China is attempting to revive WAPI (wireless authentication and privacy infrastructure), the China-developed encryption standard for wireless local area network (WLAN) equipment. WAPI's resurrection comes on the same day the International Standards Organization (ISO) was scheduled to vote on adoption of an Institute of Electrical and Electronics Engineers (IEEE) WLAN standard, IEEE 802.11.
WAPI was originally seen as a barrier to foreign access to China's computer and telecom markets and was a source of contention between the U.S. and China. It was quietly and indefinitely postponed during bilateral U.S./China trade talks in Washington DC in April 2004.

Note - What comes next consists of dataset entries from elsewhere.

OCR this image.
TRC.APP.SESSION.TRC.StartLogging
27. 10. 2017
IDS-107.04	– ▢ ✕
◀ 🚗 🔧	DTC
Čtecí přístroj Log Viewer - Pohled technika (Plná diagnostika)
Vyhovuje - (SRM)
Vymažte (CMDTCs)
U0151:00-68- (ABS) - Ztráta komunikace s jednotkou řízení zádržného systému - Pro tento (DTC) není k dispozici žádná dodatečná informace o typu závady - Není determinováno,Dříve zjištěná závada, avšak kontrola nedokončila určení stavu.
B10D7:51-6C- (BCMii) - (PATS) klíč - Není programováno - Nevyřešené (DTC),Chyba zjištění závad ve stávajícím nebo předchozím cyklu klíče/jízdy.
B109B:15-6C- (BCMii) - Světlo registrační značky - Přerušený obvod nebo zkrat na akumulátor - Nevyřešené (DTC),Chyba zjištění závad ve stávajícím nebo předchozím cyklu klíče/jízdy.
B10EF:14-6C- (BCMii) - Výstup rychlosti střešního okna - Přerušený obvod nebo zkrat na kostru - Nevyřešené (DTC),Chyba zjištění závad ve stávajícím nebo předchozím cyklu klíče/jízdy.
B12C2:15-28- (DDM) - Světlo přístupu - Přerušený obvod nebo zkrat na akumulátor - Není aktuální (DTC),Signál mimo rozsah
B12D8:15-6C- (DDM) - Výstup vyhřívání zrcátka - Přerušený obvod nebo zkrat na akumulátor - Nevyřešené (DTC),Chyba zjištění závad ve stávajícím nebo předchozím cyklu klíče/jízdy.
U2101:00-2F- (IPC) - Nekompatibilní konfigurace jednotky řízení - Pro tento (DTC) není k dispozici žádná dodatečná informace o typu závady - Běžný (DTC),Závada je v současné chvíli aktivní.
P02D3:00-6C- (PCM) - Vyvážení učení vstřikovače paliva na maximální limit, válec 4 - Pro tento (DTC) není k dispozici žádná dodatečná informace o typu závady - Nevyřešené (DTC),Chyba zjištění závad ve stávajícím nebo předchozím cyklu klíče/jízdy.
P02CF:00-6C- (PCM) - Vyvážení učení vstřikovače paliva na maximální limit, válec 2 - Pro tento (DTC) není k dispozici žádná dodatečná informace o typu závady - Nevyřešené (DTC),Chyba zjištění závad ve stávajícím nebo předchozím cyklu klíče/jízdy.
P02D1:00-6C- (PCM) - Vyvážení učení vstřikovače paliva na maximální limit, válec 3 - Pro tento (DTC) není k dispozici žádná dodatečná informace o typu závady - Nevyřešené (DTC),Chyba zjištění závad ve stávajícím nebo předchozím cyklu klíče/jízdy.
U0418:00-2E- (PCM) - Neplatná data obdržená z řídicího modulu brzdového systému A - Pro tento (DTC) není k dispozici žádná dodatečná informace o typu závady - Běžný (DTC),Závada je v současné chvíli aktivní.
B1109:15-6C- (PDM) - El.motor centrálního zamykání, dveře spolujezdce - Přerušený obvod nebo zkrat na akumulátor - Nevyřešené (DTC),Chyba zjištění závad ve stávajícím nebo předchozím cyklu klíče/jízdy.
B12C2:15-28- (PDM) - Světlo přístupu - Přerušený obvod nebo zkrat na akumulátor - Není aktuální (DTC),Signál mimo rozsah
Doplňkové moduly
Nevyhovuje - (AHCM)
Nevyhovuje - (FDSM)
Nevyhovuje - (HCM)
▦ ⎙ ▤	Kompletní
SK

The postponement ended yesterday with the establishment of a Chinese government-backed WAPI industrial alliance. The 22 founding members include high-profile Chinese companies like IBM-brand PC producer Lenovo, one of the world's biggest personal computer OEMs. Others include Founder Group, Hisense, Haier, Huawei Technologies, Datang Mobile, and Datang Microelectronics Technology.
Some companies based outside China appear eager to be a part of the WAPI alliance. Among them, according to the China Daily News, is Conexant Systems, Inc. (Newport Beach, California, U.S.), a global supplier of semiconductors for broadband communications for the digital home.
It is unclear how much of an obstruction the new WAPI standard would be to non-Chinese companies.